Elizabeth Edwards
gives a searing indictment of the media in an op-ed in today’s New York Times. She articulates beautifully much of the frustration we’ve all felt this campaign season: the shallow campaign coverage, the media’s “casting” of characters as if they were filming a movie not covering a news story, or how they treat viewers like consumers who are buying soap, not citizens trying to make an informed decision about our nation’s leadership. It’s an excellent read and I urge everyone to
go read the column.
The thing that’s astonishing to me--and Edwards herself admits this--is how
it’s always been this way! Even during the McCarthy hearings, she notes, only one network televised the proceedings. Today we have more networks than ever, 24-hour cable news, and channels devoted to everything from shopping to health news, yet news coverage is as shoddy as ever.
I know what she means. I picked up the October 12, 1972 issue of
Rolling Stone at a junk shop on 8th Avenue a year or so ago. I love old newspapers and magazines, it’s a great window into the memory hole.
This one has a column by founding editor Ralph Gleason called “Perspectives: Youth Won’t Vote For Nixon.” Gleason writes:
Newspapers, as A.J. Liebling explained in The Press, are neither public servants nor custodians of the Holy Grail.
They are private enterprises in a capitalist economy whose primary function is to make money. Just like a department store or a gas station.
They are not in the business of truth and honesty and the public good unless the owner of the paper sees that as a way to making money.
The other thing to understand about newspapers is that they are owned by rich people and rich people are, by and large, Republicans.
So when your friendly neighborhood newspaper dumps on McGovern, runs his campaign news inside the paper and spreads the latest bullshit about Nixon’s runaway lead in the polls all over page one, remember that Republicans own the newspapers. As Liebling once noted, Democrats only work there.
Just imagine, for a moment, what would have been the manner in which a story disclosing that the Democrats had hired industrial spies to bug the Republican Headquarters would have been played on the front pages of the nation’s press. It would have been banner headlines in the biggest type available and day by day every little bit of evidence which supported the original charge would have been played up. But since the shoe is on the other foot, so to speak, scandals which would have resulted in impeachment proceedings against a Democrat get sloughed off in Republican papers because they concern a Republican president. And a very special Republican president, the one who has given the biggest, fattest green light to exploitation of the land by big business since Warren Harding.
This was published in October 12, 1972. See much change in the past 30+ years? Me neither.
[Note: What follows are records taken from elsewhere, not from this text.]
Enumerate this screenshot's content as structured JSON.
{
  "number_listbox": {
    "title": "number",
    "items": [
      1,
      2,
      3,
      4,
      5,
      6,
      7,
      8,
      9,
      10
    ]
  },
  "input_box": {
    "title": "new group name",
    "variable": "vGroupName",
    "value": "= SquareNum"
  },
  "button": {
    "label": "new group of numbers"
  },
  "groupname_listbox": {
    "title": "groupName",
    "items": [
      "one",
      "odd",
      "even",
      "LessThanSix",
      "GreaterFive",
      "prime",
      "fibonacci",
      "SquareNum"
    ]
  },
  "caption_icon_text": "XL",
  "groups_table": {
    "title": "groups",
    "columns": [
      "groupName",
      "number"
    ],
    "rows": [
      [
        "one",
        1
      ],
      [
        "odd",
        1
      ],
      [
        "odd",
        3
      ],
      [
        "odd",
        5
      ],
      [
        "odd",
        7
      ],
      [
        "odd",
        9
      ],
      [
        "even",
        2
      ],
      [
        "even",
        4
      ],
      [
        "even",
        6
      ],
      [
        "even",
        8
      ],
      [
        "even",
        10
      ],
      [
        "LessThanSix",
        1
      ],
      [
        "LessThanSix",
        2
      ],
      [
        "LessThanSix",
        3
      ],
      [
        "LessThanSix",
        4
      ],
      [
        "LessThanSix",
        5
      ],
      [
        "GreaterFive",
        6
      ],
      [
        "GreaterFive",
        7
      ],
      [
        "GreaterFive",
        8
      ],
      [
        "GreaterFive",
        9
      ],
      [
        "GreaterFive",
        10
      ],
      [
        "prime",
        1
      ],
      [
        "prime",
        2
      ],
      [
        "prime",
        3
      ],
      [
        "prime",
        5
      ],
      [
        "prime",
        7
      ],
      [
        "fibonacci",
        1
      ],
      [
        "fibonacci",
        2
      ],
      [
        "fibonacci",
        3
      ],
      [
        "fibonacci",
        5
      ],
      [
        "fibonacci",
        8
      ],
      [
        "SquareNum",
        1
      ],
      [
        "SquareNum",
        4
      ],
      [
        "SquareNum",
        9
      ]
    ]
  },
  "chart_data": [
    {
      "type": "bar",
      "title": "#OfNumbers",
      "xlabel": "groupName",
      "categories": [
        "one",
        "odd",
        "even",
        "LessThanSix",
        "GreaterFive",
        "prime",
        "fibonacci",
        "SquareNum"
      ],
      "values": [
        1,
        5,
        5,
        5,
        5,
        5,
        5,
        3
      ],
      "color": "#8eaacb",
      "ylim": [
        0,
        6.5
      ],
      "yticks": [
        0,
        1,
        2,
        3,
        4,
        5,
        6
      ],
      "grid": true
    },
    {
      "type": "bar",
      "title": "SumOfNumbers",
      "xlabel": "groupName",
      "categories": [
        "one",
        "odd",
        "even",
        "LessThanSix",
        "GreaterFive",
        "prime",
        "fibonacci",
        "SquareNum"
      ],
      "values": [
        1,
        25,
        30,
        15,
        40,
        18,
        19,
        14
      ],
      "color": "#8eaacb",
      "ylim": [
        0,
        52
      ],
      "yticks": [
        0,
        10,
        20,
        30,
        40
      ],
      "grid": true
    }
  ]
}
In fact, as Edwards points out in today’s op-ed, things have gotten worse. Because rich Republican families no longer own the newspapers. Rich Republican corporations do--corporations which make their money from things like (in the case of GE, which owns 80% of NBC Universal), defense contracts. This is dangerous to our democracy.
Edwards writes:
News is different from other programming on television or other content in print. It is essential to an informed electorate. And an informed electorate is essential to freedom itself. But as long as corporations to which news gathering is not the primary source of income or expertise get to decide what information about the candidates “sells,” we are not functioning as well as we could if we had the engaged, skeptical press we deserve.
And the future of news is not bright. Indeed, we’ve heard that CBS may cut its news division, and media consolidation is leading to one-size-fits-all journalism. The state of political campaigning is no better: without a press to push them, candidates whose proposals are not workable avoid the tough questions. All of this leaves voters uncertain about what approach makes the most sense for them. Worse still, it gives us permission to ignore issues and concentrate on things that don’t matter. (Look, the press doesn’t even think there is a difference!)
Indeed. Going back to Ralph Gleason’s column, I was stunned to read this:
The Republican polls and surveys tell us that the so-called youth vote is in favor of Nixon. It defies intelligence to believe that young people will vote against their own best interest, in favor of war and reaction, in favor of Big Brother’s phone taps and spy service, in favor of discrimination against the blacks, the browns, the yellows and the poor.
Well, replace “Nixon” with “McCain” and “young people” with "Americans," and we’re looking at 2008. Same bad situation, just, you know, worse.
It’s disappointing, to say the least, that after 30 years we’ve made so little progress. It’s disheartening to think that our media and our culture have progressed so little. But I find hope and encouragement in knowing how the Nixon/Watergate story played out. If history is indeed repeating itself, then we know how this story ends. But progressives and liberals of all kinds must make sure we don’t visit this circus a third time.
I don’t want to read a blog post in 2040 about the 2008 election and think, “Oh my God, nothing’s changed!”